To test sensitivity, change one high-impact input (like the rate, start date, or cap) and rerun the calculation. Compare the outputs side by side so you can see how small input shifts affect the result.

Sensitivity A: Change only the event date (timing sensitivity)

Keep everything the same except the event date.

Fixed dates/assumptions:

  • Filing date = 2026-04-15
  • Claim amount = $3,500
  • SOL rule = **default general (0.5 years)

Scenarios:

ScenarioEvent dateFiling dateElapsed timeDefault SOL (0.5 years)Likely SOL status
A1 (baseline)2025-10-012026-04-15~0.54 yrs0.5 yrsOutside / over threshold (default)
A2 (earlier filing window)2025-10-012026-03-31~0.49 yrs0.5 yrsWithin threshold (default)
A3 (later event)2025-10-152026-04-15~0.50 yrs0.5 yrsBorderline

Interpretation: In this tool/data setup, SOL timing is a high-impact variable. Small date shifts around the 0.5-year mark can flip the output.
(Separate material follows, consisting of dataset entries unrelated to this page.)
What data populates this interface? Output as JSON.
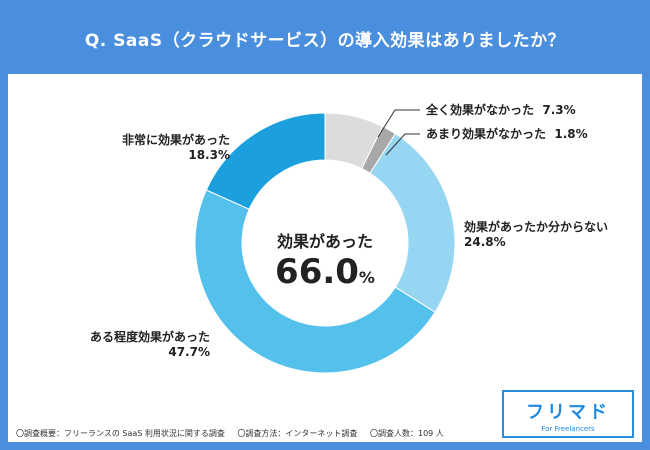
{
  "header": {
    "title": "Q. SaaS（クラウドサービス）の導入効果はありましたか？"
  },
  "colors": {
    "background": "#4a8fde",
    "panel": "#ffffff",
    "accent": "#1f8ae0"
  },
  "chart_data": {
    "type": "pie",
    "title": "Q. SaaS（クラウドサービス）の導入効果はありましたか？",
    "donut": true,
    "center_label": "効果があった",
    "center_value": "66.0",
    "center_unit": "%",
    "slices": [
      {
        "label": "全く効果がなかった",
        "value": 7.3,
        "value_label": "7.3%",
        "color": "#dcdcdc"
      },
      {
        "label": "あまり効果がなかった",
        "value": 1.8,
        "value_label": "1.8%",
        "color": "#a8a8a8"
      },
      {
        "label": "効果があったか分からない",
        "value": 24.8,
        "value_label": "24.8%",
        "color": "#96d6f2"
      },
      {
        "label": "ある程度効果があった",
        "value": 47.7,
        "value_label": "47.7%",
        "color": "#54c0ec"
      },
      {
        "label": "非常に効果があった",
        "value": 18.3,
        "value_label": "18.3%",
        "color": "#1ba0dd"
      }
    ]
  },
  "footnote": {
    "survey_summary": "〇調査概要：フリーランスの SaaS 利用状況に関する調査",
    "survey_method": "〇調査方法：インターネット調査",
    "respondents": "〇調査人数：109 人"
  },
  "logo": {
    "name": "フリマド",
    "tagline": "For Freelancers"
  }
}
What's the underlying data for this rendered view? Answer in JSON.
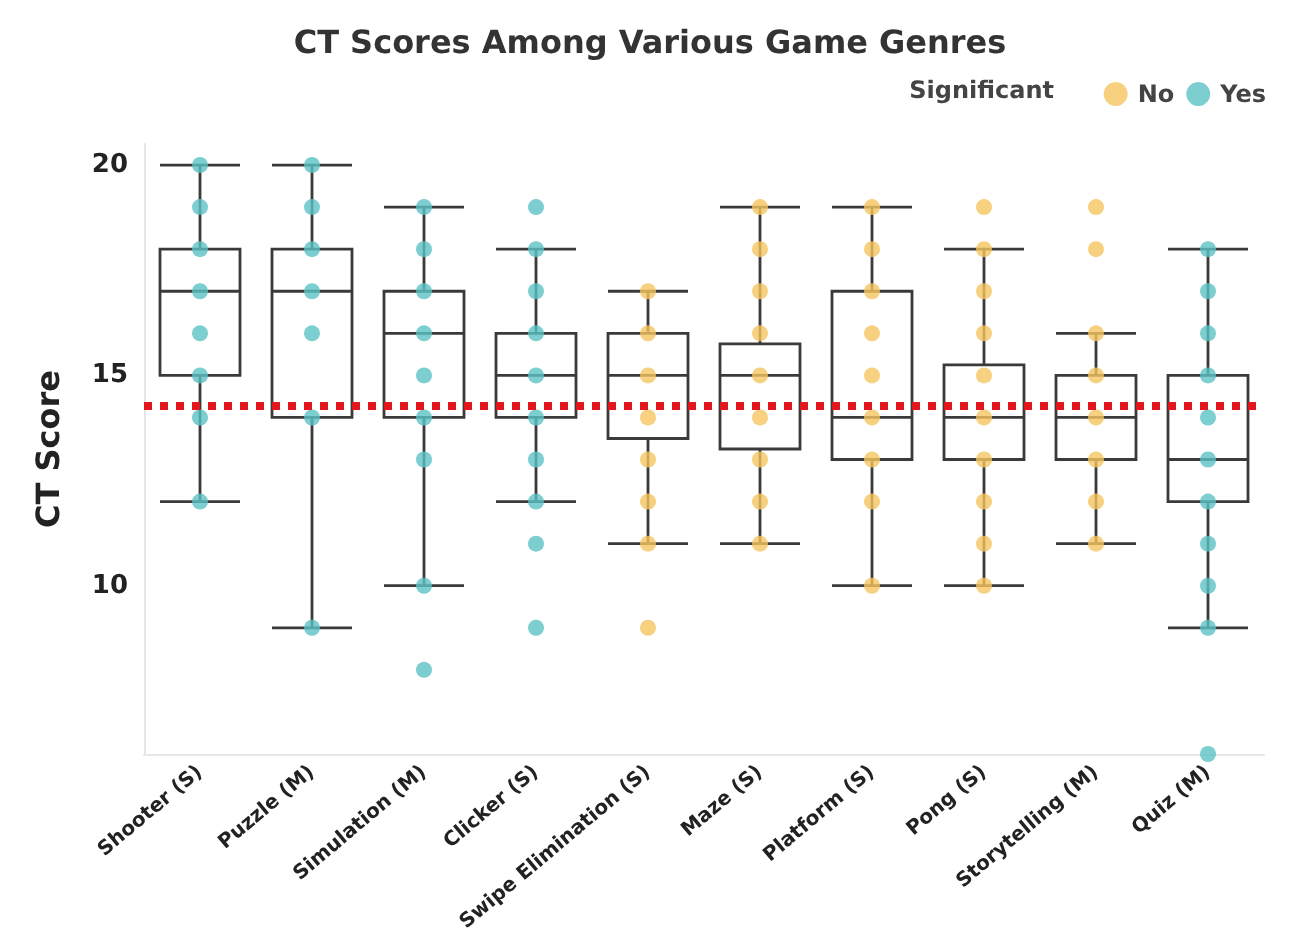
{
  "chart_data": {
    "type": "box",
    "title": "CT Scores Among Various Game Genres",
    "ylabel": "CT Score",
    "legend_title": "Significant",
    "categories": [
      "Shooter (S)",
      "Puzzle (M)",
      "Simulation (M)",
      "Clicker (S)",
      "Swipe Elimination (S)",
      "Maze (S)",
      "Platform (S)",
      "Pong (S)",
      "Storytelling (M)",
      "Quiz (M)"
    ],
    "boxes": [
      {
        "low": 12,
        "q1": 15,
        "median": 17,
        "q3": 18,
        "high": 20
      },
      {
        "low": 9,
        "q1": 14,
        "median": 17,
        "q3": 18,
        "high": 20
      },
      {
        "low": 10,
        "q1": 14,
        "median": 16,
        "q3": 17,
        "high": 19
      },
      {
        "low": 12,
        "q1": 14,
        "median": 15,
        "q3": 16,
        "high": 18
      },
      {
        "low": 11,
        "q1": 13.5,
        "median": 15,
        "q3": 16,
        "high": 17
      },
      {
        "low": 11,
        "q1": 13.25,
        "median": 15,
        "q3": 15.75,
        "high": 19
      },
      {
        "low": 10,
        "q1": 13,
        "median": 14,
        "q3": 17,
        "high": 19
      },
      {
        "low": 10,
        "q1": 13,
        "median": 14,
        "q3": 15.25,
        "high": 18
      },
      {
        "low": 11,
        "q1": 13,
        "median": 14,
        "q3": 15,
        "high": 16
      },
      {
        "low": 9,
        "q1": 12,
        "median": 13,
        "q3": 15,
        "high": 18
      }
    ],
    "series": [
      {
        "name": "No",
        "type": "scatter",
        "color": "#f5c55f",
        "x": [
          "Swipe Elimination (S)",
          "Swipe Elimination (S)",
          "Swipe Elimination (S)",
          "Swipe Elimination (S)",
          "Swipe Elimination (S)",
          "Swipe Elimination (S)",
          "Swipe Elimination (S)",
          "Swipe Elimination (S)",
          "Maze (S)",
          "Maze (S)",
          "Maze (S)",
          "Maze (S)",
          "Maze (S)",
          "Maze (S)",
          "Maze (S)",
          "Maze (S)",
          "Maze (S)",
          "Platform (S)",
          "Platform (S)",
          "Platform (S)",
          "Platform (S)",
          "Platform (S)",
          "Platform (S)",
          "Platform (S)",
          "Platform (S)",
          "Platform (S)",
          "Pong (S)",
          "Pong (S)",
          "Pong (S)",
          "Pong (S)",
          "Pong (S)",
          "Pong (S)",
          "Pong (S)",
          "Pong (S)",
          "Pong (S)",
          "Pong (S)",
          "Storytelling (M)",
          "Storytelling (M)",
          "Storytelling (M)",
          "Storytelling (M)",
          "Storytelling (M)",
          "Storytelling (M)",
          "Storytelling (M)",
          "Storytelling (M)"
        ],
        "values": [
          17,
          16,
          15,
          14,
          13,
          12,
          11,
          9,
          19,
          18,
          17,
          16,
          15,
          14,
          13,
          12,
          11,
          19,
          18,
          17,
          16,
          15,
          14,
          13,
          12,
          10,
          19,
          18,
          17,
          16,
          15,
          14,
          13,
          12,
          11,
          10,
          19,
          18,
          16,
          15,
          14,
          13,
          12,
          11
        ]
      },
      {
        "name": "Yes",
        "type": "scatter",
        "color": "#5cc2c6",
        "x": [
          "Shooter (S)",
          "Shooter (S)",
          "Shooter (S)",
          "Shooter (S)",
          "Shooter (S)",
          "Shooter (S)",
          "Shooter (S)",
          "Shooter (S)",
          "Puzzle (M)",
          "Puzzle (M)",
          "Puzzle (M)",
          "Puzzle (M)",
          "Puzzle (M)",
          "Puzzle (M)",
          "Puzzle (M)",
          "Simulation (M)",
          "Simulation (M)",
          "Simulation (M)",
          "Simulation (M)",
          "Simulation (M)",
          "Simulation (M)",
          "Simulation (M)",
          "Simulation (M)",
          "Simulation (M)",
          "Clicker (S)",
          "Clicker (S)",
          "Clicker (S)",
          "Clicker (S)",
          "Clicker (S)",
          "Clicker (S)",
          "Clicker (S)",
          "Clicker (S)",
          "Clicker (S)",
          "Clicker (S)",
          "Quiz (M)",
          "Quiz (M)",
          "Quiz (M)",
          "Quiz (M)",
          "Quiz (M)",
          "Quiz (M)",
          "Quiz (M)",
          "Quiz (M)",
          "Quiz (M)",
          "Quiz (M)",
          "Quiz (M)"
        ],
        "values": [
          20,
          19,
          18,
          17,
          16,
          15,
          14,
          12,
          20,
          19,
          18,
          17,
          16,
          14,
          9,
          19,
          18,
          17,
          16,
          15,
          14,
          13,
          10,
          8,
          19,
          18,
          17,
          16,
          15,
          14,
          13,
          12,
          11,
          9,
          18,
          17,
          16,
          15,
          14,
          13,
          12,
          11,
          10,
          9,
          6
        ]
      }
    ],
    "ref_lines": [
      {
        "axis": "y",
        "value": 14.3,
        "color": "#e3161b",
        "line_style": "dotted"
      }
    ],
    "ylim": [
      6,
      20.5
    ],
    "yticks": [
      10,
      15,
      20
    ],
    "grid": false,
    "legend": "top right",
    "marker": "circle"
  }
}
Sensitivity B: Change only the claim amount (fee/limit sensitivity)

Now hold dates constant (use baseline dates) and change the claim amount:

  • Event date = 2025-10-01
  • Filing date = 2026-04-15
  • SOL rule = default general

Amount scenarios:

  • B1: $1,000
  • B2: $3,500
  • B3: $7,500

Interpretation: Fee and small-claims “fit” outputs usually respond strongly to amount because fee schedules and limit thresholds are often band-based (higher amount → higher fees and/or a greater chance of exceeding a limit). The exact pattern depends on the internal banding used by DocketMath.

Sensitivity C: “No claim-type-specific SOL rule” vs a rule override (override sensitivity)

This worked example explicitly used the default because no claim-type-specific sub-rule was found in the provided jurisdiction data.

What to test in the calculator (if the UI allows):

  • Default (used above): 0.5 years from the event date under Title 17-A, § 8
  • Override: if DocketMath allows selecting a claim-type-specific limitations period, re-run with your selected category and compare SOL status.

Pitfall to avoid: Many users assume one SOL rule automatically applies to all claims. If a claim-type-specific limitations period exists and is selected, your SOL output can change even when dates and claim amount stay the same.